It's VERY, VERY non-critical - it has to provide enough current to switch the transistor on fully, but not enough to overload the PIC (or damage the BE junction of the transistor). So it's basically realted to the gain of the transistor - which itself varies over a huge range.

Yes it's related to the transistor.
You want (Vdd-Vbe)*(transistor gain)/R > LED current.

BE junction is a diode, so 0.7v for Vbe is generally reasonable. At higher currents it will be larger and will be somewhat lower for very small currents.
Transistor gain varies significantly with temp, part variations, and age. Vce(sat), the voltage loss on the transistor when acting as an on/off switch, is lower when the left hand side of that eq is much larger than (like twice) the right hand side.

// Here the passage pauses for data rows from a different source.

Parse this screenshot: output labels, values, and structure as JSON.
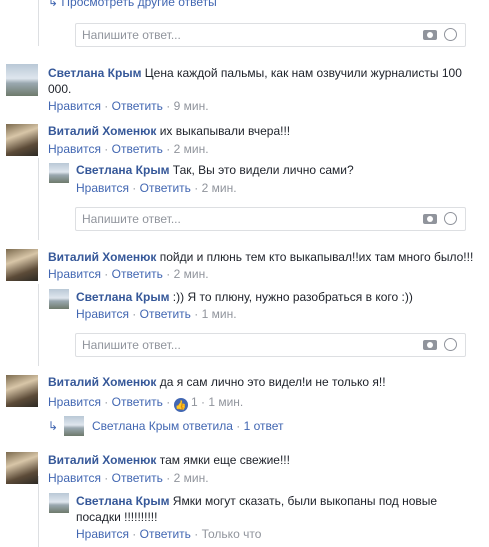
{
  "top_link": "Просмотреть другие ответы",
  "input_placeholder": "Напишите ответ...",
  "actions": {
    "like": "Нравится",
    "reply": "Ответить"
  },
  "comments": [
    {
      "author": "Светлана Крым",
      "text": "Цена каждой пальмы, как нам озвучили журналисты 100",
      "text2": "000.",
      "time": "9 мин."
    },
    {
      "author": "Виталий Хоменюк",
      "text": "их выкапывали вчера!!!",
      "time": "2 мин."
    },
    {
      "author": "Светлана Крым",
      "text": "Так, Вы это видели лично сами?",
      "time": "2 мин."
    },
    {
      "author": "Виталий Хоменюк",
      "text": "пойди и плюнь тем кто выкапывал!!их там много было!!!",
      "time": "2 мин."
    },
    {
      "author": "Светлана Крым",
      "text": ":)) Я то плюну, нужно разобраться в кого :))",
      "time": "1 мин."
    },
    {
      "author": "Виталий Хоменюк",
      "text": "да я сам лично это видел!и не только я!!",
      "time": "1 мин.",
      "likes": "1"
    },
    {
      "author": "Виталий Хоменюк",
      "text": "там ямки еще свежие!!!",
      "time": "2 мин."
    },
    {
      "author": "Светлана Крым",
      "text": "Ямки могут сказать, были выкопаны под новые",
      "text2": "посадки !!!!!!!!!!",
      "time": "Только что"
    }
  ],
  "replies_summary": {
    "author": "Светлана Крым",
    "text": "ответила",
    "count": "1 ответ"
  },
  "icons": {
    "camera": "camera-icon",
    "emoji": "smiley-icon",
    "like_badge": "thumbs-up-icon",
    "reply_arrow": "reply-arrow-icon"
  }
}
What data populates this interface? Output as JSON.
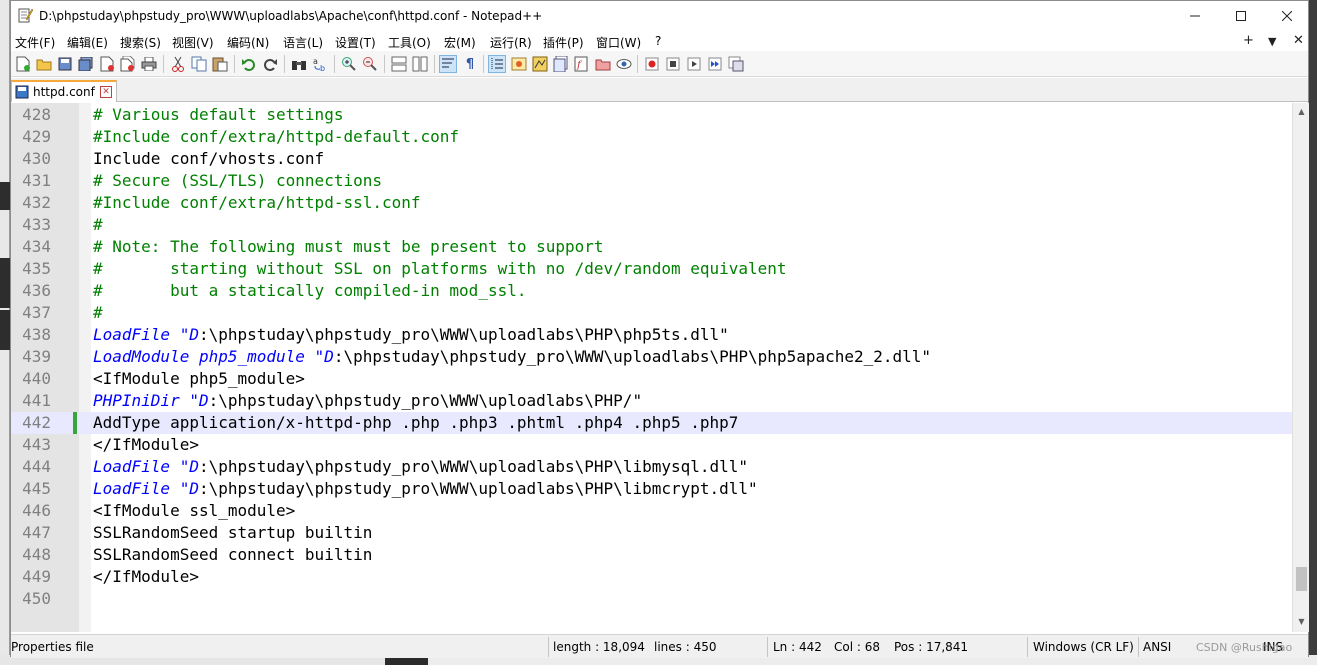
{
  "window": {
    "title": "D:\\phpstuday\\phpstudy_pro\\WWW\\uploadlabs\\Apache\\conf\\httpd.conf - Notepad++"
  },
  "menu": {
    "items": [
      "文件(F)",
      "编辑(E)",
      "搜索(S)",
      "视图(V)",
      "编码(N)",
      "语言(L)",
      "设置(T)",
      "工具(O)",
      "宏(M)",
      "运行(R)",
      "插件(P)",
      "窗口(W)",
      "?"
    ],
    "right": [
      "+",
      "▼",
      "✕"
    ]
  },
  "tab": {
    "label": "httpd.conf"
  },
  "editor": {
    "lines": [
      {
        "num": "428",
        "parts": [
          {
            "t": "# Various default settings",
            "c": "cm"
          }
        ]
      },
      {
        "num": "429",
        "parts": [
          {
            "t": "#Include conf/extra/httpd-default.conf",
            "c": "cm"
          }
        ]
      },
      {
        "num": "430",
        "parts": [
          {
            "t": "Include conf/vhosts.conf",
            "c": "pl"
          }
        ]
      },
      {
        "num": "431",
        "parts": [
          {
            "t": "# Secure (SSL/TLS) connections",
            "c": "cm"
          }
        ]
      },
      {
        "num": "432",
        "parts": [
          {
            "t": "#Include conf/extra/httpd-ssl.conf",
            "c": "cm"
          }
        ]
      },
      {
        "num": "433",
        "parts": [
          {
            "t": "#",
            "c": "cm"
          }
        ]
      },
      {
        "num": "434",
        "parts": [
          {
            "t": "# Note: The following must must be present to support",
            "c": "cm"
          }
        ]
      },
      {
        "num": "435",
        "parts": [
          {
            "t": "#       starting without SSL on platforms with no /dev/random equivalent",
            "c": "cm"
          }
        ]
      },
      {
        "num": "436",
        "parts": [
          {
            "t": "#       but a statically compiled-in mod_ssl.",
            "c": "cm"
          }
        ]
      },
      {
        "num": "437",
        "parts": [
          {
            "t": "#",
            "c": "cm"
          }
        ]
      },
      {
        "num": "438",
        "parts": [
          {
            "t": "LoadFile \"D",
            "c": "kw"
          },
          {
            "t": ":\\phpstuday\\phpstudy_pro\\WWW\\uploadlabs\\PHP\\php5ts.dll\"",
            "c": "str"
          }
        ]
      },
      {
        "num": "439",
        "parts": [
          {
            "t": "LoadModule php5_module \"D",
            "c": "kw"
          },
          {
            "t": ":\\phpstuday\\phpstudy_pro\\WWW\\uploadlabs\\PHP\\php5apache2_2.dll\"",
            "c": "str"
          }
        ]
      },
      {
        "num": "440",
        "parts": [
          {
            "t": "<IfModule php5_module>",
            "c": "pl"
          }
        ]
      },
      {
        "num": "441",
        "parts": [
          {
            "t": "PHPIniDir \"D",
            "c": "kw"
          },
          {
            "t": ":\\phpstuday\\phpstudy_pro\\WWW\\uploadlabs\\PHP/\"",
            "c": "str"
          }
        ]
      },
      {
        "num": "442",
        "parts": [
          {
            "t": "AddType application/x-httpd-php .php .php3 .phtml .php4 .php5 .php7",
            "c": "pl"
          }
        ],
        "current": true
      },
      {
        "num": "443",
        "parts": [
          {
            "t": "</IfModule>",
            "c": "pl"
          }
        ]
      },
      {
        "num": "444",
        "parts": [
          {
            "t": "LoadFile \"D",
            "c": "kw"
          },
          {
            "t": ":\\phpstuday\\phpstudy_pro\\WWW\\uploadlabs\\PHP\\libmysql.dll\"",
            "c": "str"
          }
        ]
      },
      {
        "num": "445",
        "parts": [
          {
            "t": "LoadFile \"D",
            "c": "kw"
          },
          {
            "t": ":\\phpstuday\\phpstudy_pro\\WWW\\uploadlabs\\PHP\\libmcrypt.dll\"",
            "c": "str"
          }
        ]
      },
      {
        "num": "446",
        "parts": [
          {
            "t": "<IfModule ssl_module>",
            "c": "pl"
          }
        ]
      },
      {
        "num": "447",
        "parts": [
          {
            "t": "SSLRandomSeed startup builtin",
            "c": "pl"
          }
        ]
      },
      {
        "num": "448",
        "parts": [
          {
            "t": "SSLRandomSeed connect builtin",
            "c": "pl"
          }
        ]
      },
      {
        "num": "449",
        "parts": [
          {
            "t": "</IfModule>",
            "c": "pl"
          }
        ]
      },
      {
        "num": "450",
        "parts": []
      }
    ]
  },
  "status": {
    "filetype": "Properties file",
    "length": "length : 18,094",
    "lines": "lines : 450",
    "ln": "Ln : 442",
    "col": "Col : 68",
    "pos": "Pos : 17,841",
    "eol": "Windows (CR LF)",
    "encoding": "ANSI",
    "mode": "INS"
  },
  "watermark": "CSDN @Rushigao",
  "colors": {
    "comment": "#008000",
    "keyword": "#0000ff",
    "current_line": "#e8e8ff",
    "tab_accent": "#f7a83a"
  }
}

Ideally you want to chose a resistor value that will just barely cause the transistor to saturate, that will allow you the least amount of delay during turn off, using too much drive current is just going to slow turn off times and stress the controller's I/O driver. Too little current and the transistor will stay in an ohmic state and waste power.

Originally Posted by Sceadwian

Ideally you want to chose a resistor value that will just barely cause the transistor to saturate.

I would suggest otherwise, certainly calculate that value - THEN increase the current substantially, to guarantee the transistor is hard on. A lot though depends on what you're trying to switch? - if it's a high current load, use more than one transistor - or a darlington.

If you use an emitter follower, you only need one resistor.

And this arrangement reduces the load on the PIC i/o compared to a common emitter circuit.

See attachment.

Originally Posted by ljcox

If you use an emitter follower, you only need one resistor.

But it's less efficient, and less useful, than the other way, which is why it's rarely seen - and usually it's a sign of poor design.

And this arrangement reduces the load on the PIC i/o compared to a common emitter circuit.

In what way?.

Why is it less efficient? I know that Ve is about 0.7V less that Vcc, but there is still enough voltage for the LED unless it is one that needs 3V or more. But the normal LEDs only need about 1.8V.

It reduces the load since the common emitter config needs Ib to be large enough to cope with the minimum beta in order to ensure saturation. In fact, the rule of thumb is that Ib should be one tenth Ic.

Whereas, in the emitter follower case, Ib = Ic/beta.

eg. if Ic = 10 mA and Beta = 200, Ib = 50 uA.

Otherwise, using the rule of thumb. Ib = 1 mA.

Originally Posted by Pommie

Surely, all the current flows through the LED and therefore this must be the most efficient circuit?

Because of the greatly increased voltage drop across the transistor, admittedly the base current will also flow in the load - but that's likely to only be tiny percentage of the load current, particularly in the case of driving a 40mA LED.

Originally Posted by PeterDove

My LED needs 3.6V.

Peter

In that case, you need either an NPN transistor or an N channel MOSFET.

What current do you need through the LED?

For example, if it requires 10 mA then the base current needs to be about 1 mA. So the base resistor should be (5 - 0.7)/10 = 430 Ohm.

If you use a MOSFET such as the 2N7000, the gate resistor is not critical.

Use 100 Ohm.

Originally Posted by ljcox

For example, if it requires 10 mA then the base current needs to be about 1 mA. So the base resistor should be (5 - 0.7)/10 = 430 Ohm.

I'm all for making sure the transistor is 'hard on', but for driving an LED at 40mA it's hardly of any importance - anything between 1K and 10K would be fine.

BTW, why did you calculate the base current as 10mA above? - a little slip perhaps?